The standard for all of individual humans, human cultures, and AIs is not “did they perfectly encapsulate human morality?”
It’s more like, “did the jumbled mix of preferences and moral stances that this agent is implementing good enough to result in a basically good outcome, for different levels of empowerment of that agent?”
As an AI (or an individual human, or an individual culture) gains more power, and is less constrained by external forces, the higher the stakes. AI alignment is harder than raising a child to be a fair and productive member of society, because (among other reasons) eventually the AIs will totally outstrip us in power.
But the standard isn’t “perfect human morality”. It’s “good enough morality.” Where good enough includes “not killing all the humans, and not brainwashing all the humans in egregious ways.”
Sure, but at the point where you no longer have humans around as providing any substantial control signal, you must have internalized it in a way that generalizes very very far.
Or staying more closely within your model, at some point, unless we do something clever that we don’t currently seem on track to do, AI systems will self-improve without humans and reach extreme levels of empowerment, indeed, doing so is approximately the current mainline plan of leading AI companies. At extreme levels of empowerment you need extreme levels of having internalized human morality.
And for that, I don’t see why the standard wouldn’t be “perfect human morality”. It seems to me that “basically perfect human morality” is well within our reach this or next century, if we were to be appropriately careful about how we build ASI. Like, much better value alignment than we would have gotten by just leaving it up to the evolutionary process of future generations. And given that that is within reach, I think that’s a reasonable thing to measure our progress against.
Where good enough includes “not killing all the humans, and not brainwashing all the humans in egregious ways.”
This is obviously not sufficient. An alien god emperor who is not killing all the humans, but is enslaving them, or keeping some of them in a zoo would of course be a total failure of value alignment.
I object to this sentence.
”Human morality” isn’t a thing. There’s a godshatter of social and moral instincts, which differ substantially from human to human, there’s various local norms and mores, and there’s many explicit theories of morality and ethics.
By human morality, one might mean something like CEV, or the reflective equilibrium of “human values” (whatever those are). But neither any specific human, or nor humanity as a whole “perfectly internalizes human morality in that sense.”
The standard for all of individual humans, human cultures, and AIs is not “did they perfectly encapsulate human morality?”
It’s more like, “did the jumbled mix of preferences and moral stances that this agent is implementing good enough to result in a basically good outcome, for different levels of empowerment of that agent?”
As an AI (or an individual human, or an individual culture) gains more power, and is less constrained by external forces, the higher the stakes. AI alignment is harder than raising a child to be a fair and productive member of society, because (among other reasons) eventually the AIs will totally outstrip us in power.
But the standard isn’t “perfect human morality”. It’s “good enough morality.” Where good enough includes “not killing all the humans, and not brainwashing all the humans in egregious ways.”

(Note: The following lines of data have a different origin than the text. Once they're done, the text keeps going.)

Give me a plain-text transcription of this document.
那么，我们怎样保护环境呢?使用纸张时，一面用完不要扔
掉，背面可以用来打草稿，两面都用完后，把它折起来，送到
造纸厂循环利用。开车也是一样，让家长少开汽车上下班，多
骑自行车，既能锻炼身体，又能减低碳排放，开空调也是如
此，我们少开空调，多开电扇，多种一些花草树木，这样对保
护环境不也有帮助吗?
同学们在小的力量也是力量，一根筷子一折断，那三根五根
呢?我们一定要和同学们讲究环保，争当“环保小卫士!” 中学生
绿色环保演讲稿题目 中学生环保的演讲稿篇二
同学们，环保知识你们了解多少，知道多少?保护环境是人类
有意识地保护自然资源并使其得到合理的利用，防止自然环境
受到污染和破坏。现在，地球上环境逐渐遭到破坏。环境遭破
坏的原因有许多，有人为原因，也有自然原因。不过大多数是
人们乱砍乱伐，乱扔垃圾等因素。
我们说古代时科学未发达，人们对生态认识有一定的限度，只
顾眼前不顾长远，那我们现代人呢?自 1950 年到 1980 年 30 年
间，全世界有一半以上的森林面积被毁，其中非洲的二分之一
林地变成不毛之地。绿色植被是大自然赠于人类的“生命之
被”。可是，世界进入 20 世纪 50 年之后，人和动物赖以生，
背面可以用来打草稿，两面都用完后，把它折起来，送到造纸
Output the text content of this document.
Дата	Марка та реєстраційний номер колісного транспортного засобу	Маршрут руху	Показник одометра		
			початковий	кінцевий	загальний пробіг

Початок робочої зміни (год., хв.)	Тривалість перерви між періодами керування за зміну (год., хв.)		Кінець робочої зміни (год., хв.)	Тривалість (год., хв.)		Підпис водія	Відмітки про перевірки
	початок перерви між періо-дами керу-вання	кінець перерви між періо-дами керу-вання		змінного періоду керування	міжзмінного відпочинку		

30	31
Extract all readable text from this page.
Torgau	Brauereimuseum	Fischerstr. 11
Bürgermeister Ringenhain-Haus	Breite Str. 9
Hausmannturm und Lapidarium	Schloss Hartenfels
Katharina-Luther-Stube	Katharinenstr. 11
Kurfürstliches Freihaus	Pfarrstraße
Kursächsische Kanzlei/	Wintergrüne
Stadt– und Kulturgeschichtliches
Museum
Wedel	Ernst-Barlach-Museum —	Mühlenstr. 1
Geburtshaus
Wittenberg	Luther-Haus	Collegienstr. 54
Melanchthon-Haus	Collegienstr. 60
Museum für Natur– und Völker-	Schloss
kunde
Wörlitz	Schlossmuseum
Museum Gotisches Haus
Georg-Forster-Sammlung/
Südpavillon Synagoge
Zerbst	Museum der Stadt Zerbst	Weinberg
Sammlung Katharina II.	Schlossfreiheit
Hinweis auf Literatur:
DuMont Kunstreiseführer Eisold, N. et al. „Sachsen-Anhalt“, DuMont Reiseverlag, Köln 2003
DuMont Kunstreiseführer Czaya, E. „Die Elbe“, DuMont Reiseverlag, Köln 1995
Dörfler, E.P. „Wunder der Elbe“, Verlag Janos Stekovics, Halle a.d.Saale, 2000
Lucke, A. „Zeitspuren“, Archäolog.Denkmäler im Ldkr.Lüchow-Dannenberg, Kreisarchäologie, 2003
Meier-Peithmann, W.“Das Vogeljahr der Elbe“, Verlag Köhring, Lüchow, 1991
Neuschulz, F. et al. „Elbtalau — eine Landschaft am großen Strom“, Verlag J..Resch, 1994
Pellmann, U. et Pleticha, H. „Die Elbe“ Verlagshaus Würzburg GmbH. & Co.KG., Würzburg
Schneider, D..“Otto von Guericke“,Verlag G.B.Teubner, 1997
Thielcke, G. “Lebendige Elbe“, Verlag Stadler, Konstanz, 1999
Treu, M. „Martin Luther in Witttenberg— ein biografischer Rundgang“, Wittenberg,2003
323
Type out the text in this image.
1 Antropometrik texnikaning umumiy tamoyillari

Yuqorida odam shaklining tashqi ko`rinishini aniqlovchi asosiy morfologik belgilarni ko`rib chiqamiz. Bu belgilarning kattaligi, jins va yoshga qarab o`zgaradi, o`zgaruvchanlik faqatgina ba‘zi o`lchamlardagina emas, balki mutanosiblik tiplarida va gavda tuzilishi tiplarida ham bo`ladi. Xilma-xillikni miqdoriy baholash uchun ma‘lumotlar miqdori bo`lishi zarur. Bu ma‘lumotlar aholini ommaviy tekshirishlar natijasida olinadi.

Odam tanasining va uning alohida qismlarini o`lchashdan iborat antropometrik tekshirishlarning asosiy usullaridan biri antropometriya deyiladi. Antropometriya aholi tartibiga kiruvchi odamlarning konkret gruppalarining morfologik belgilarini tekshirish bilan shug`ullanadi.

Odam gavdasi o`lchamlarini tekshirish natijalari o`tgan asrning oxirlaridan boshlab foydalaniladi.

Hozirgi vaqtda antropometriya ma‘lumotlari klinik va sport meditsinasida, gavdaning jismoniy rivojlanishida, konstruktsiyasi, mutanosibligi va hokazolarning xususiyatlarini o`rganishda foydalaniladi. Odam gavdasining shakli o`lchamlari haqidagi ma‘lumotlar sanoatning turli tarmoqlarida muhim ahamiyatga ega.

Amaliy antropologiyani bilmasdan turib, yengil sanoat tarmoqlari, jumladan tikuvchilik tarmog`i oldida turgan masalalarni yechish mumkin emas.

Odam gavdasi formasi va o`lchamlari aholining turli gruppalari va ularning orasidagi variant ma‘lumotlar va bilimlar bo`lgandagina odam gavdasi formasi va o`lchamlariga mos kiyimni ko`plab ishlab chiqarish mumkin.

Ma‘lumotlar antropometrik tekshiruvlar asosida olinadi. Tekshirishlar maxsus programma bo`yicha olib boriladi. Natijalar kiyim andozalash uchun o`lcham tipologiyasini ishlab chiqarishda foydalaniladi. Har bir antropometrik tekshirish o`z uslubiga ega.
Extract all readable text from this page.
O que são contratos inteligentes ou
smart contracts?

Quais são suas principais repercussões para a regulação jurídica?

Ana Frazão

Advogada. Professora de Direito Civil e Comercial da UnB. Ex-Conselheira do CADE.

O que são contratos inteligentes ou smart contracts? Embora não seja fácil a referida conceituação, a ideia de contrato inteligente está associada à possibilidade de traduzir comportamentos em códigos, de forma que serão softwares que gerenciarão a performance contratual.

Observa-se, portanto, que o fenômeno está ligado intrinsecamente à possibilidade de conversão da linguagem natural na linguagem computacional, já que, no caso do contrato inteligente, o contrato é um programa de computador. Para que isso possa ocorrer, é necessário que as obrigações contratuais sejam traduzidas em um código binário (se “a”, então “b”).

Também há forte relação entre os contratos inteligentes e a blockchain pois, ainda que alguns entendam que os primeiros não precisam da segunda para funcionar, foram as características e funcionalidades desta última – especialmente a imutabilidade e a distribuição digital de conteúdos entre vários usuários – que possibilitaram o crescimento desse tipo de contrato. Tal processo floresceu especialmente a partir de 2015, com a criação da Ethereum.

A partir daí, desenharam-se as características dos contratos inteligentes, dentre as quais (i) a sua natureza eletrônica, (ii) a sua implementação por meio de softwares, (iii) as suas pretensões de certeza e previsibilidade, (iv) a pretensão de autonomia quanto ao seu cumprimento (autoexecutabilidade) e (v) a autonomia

Sure, but at the point where you no longer have humans around as providing any substantial control signal, you must have internalized it in a way that generalizes very very far.
Or staying more closely within your model, at some point, unless we do something clever that we don’t currently seem on track to do, AI systems will self-improve without humans and reach extreme levels of empowerment, indeed, doing so is approximately the current mainline plan of leading AI companies. At extreme levels of empowerment you need extreme levels of having internalized human morality.
And for that, I don’t see why the standard wouldn’t be “perfect human morality”. It seems to me that “basically perfect human morality” is well within our reach this or next century, if we were to be appropriately careful about how we build ASI. Like, much better value alignment than we would have gotten by just leaving it up to the evolutionary process of future generations. And given that that is within reach, I think that’s a reasonable thing to measure our progress against.
This is obviously not sufficient. An alien god emperor who is not killing all the humans, but is enslaving them, or keeping some of them in a zoo would of course be a total failure of value alignment.